'Rendered Environment' by Adam Juraszek is a five piece EP which combines elements of electronica, sound design and IDM, released on SØVN Records.
Rendered Environment contains three extracts from a live concert in Studio Loos in the Hague, one from a live concert at Splendor in Amsterdam and one studio interpretation of material from the concert in Studio Loos.
All five works in this EP contain immense clarity and dynamic range.
There are clear layers of foreground, middle and background material, and each individual texture, whether it be a synthesized sound or an organic texture, is clear and tangible.
Further, individual sounds contain dynamic ranges of their own, phasing in and out at both high and low speeds throughout the EP.
This whole EP really redefines what it means to write computer music.
There are a multitude of organic textures that may seem familiar, albeit slightly disturbing due to their digitally textured processing.
Additionally, fully electronic sounds and signals create the impression of the inner workings of machinery and computers, especially in track one, 'Login'.
These sounds occur throughout, sometimes more subtly, all five tracks sharing sound material and samples.
Juraszek is a master at accumulating textures to form a morphing amalgamation of sounds and synths.
Track two 'Return the Flows' forms the best point of reference for this technique.
What Stockhausen spoke of in his electronic compositional processes is relevant here; namely the method of hiding layers inside layers.
Often the composer removes sound layers to reveal underlying layers which were previously inaudible due to the masking effect.
Juraszek is known to experiment in his choice of sound design to reflect upon his impending skepticism towards technology.
This is clear in particular in the third track on the EP, 'Wipe Everything Clean', where a strange stacking of computer generated voices urge and tempt the listener like some kind of digitized ondine - although this seduction differs to the romanticized version that we are used to in folklore. It is void of all life, and echoes of its empty and mechanical song may be heard throughout the EP as a whole.
The lover of electronic music cannot help but feel a sense of dystopian poetry in the music, due to its deliberately lifeless timbres.
Track four, titled 'Voicing Nest' is the perfect example of applying repetition in electronic composition without becoming repetitive.

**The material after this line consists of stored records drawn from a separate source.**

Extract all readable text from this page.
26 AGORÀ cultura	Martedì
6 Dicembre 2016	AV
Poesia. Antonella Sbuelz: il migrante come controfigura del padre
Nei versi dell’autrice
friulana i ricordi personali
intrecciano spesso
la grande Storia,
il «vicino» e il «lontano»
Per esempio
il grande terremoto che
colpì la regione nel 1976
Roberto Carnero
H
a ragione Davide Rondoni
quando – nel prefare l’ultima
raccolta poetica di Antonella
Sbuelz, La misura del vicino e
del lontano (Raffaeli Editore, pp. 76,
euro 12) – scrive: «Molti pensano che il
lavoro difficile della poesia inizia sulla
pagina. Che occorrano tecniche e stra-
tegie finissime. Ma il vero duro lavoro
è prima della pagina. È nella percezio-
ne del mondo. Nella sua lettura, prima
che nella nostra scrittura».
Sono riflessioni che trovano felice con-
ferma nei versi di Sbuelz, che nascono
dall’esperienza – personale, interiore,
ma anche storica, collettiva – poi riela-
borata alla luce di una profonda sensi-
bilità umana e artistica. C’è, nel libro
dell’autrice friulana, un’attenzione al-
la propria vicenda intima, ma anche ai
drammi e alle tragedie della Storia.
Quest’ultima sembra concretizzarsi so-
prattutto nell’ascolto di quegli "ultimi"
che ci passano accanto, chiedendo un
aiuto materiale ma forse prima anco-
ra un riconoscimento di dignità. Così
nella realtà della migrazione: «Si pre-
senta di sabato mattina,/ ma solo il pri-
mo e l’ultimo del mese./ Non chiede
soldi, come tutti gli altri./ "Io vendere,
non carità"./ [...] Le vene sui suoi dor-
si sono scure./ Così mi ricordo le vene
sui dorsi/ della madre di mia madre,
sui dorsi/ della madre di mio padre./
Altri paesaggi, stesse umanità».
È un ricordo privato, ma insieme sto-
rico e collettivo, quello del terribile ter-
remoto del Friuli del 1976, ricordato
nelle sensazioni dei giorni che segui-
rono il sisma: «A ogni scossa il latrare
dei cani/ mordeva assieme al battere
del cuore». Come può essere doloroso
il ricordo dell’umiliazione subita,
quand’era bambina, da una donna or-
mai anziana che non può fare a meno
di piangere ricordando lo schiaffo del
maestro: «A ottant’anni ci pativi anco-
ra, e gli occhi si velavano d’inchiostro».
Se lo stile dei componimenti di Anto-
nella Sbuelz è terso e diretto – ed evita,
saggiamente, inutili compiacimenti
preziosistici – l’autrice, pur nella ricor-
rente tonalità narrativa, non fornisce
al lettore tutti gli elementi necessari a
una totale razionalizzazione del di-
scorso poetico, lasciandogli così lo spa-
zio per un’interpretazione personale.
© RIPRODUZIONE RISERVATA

A consistent ostinato triplet rhythm is introduced, which changes and morphs in texture, sometimes startingly, all throughout the work, at times interrupted by new new and familiar sounds.
When listening to this EP with my friend and colleague Allan Chen, he described the arc of the EP as 'sublime, and perfectly balanced'.
Each track may be likened to a movement. Although they are interesting seperately; they work together as a single entity.
The tracks move forward from ambient works to clear-cut, driving finishers, while still retaining referential elements.
The set naturally arrives at its own conclusion, titled 'Hard Lumungus' which is an almost satirical take on modern-day dance-floor music.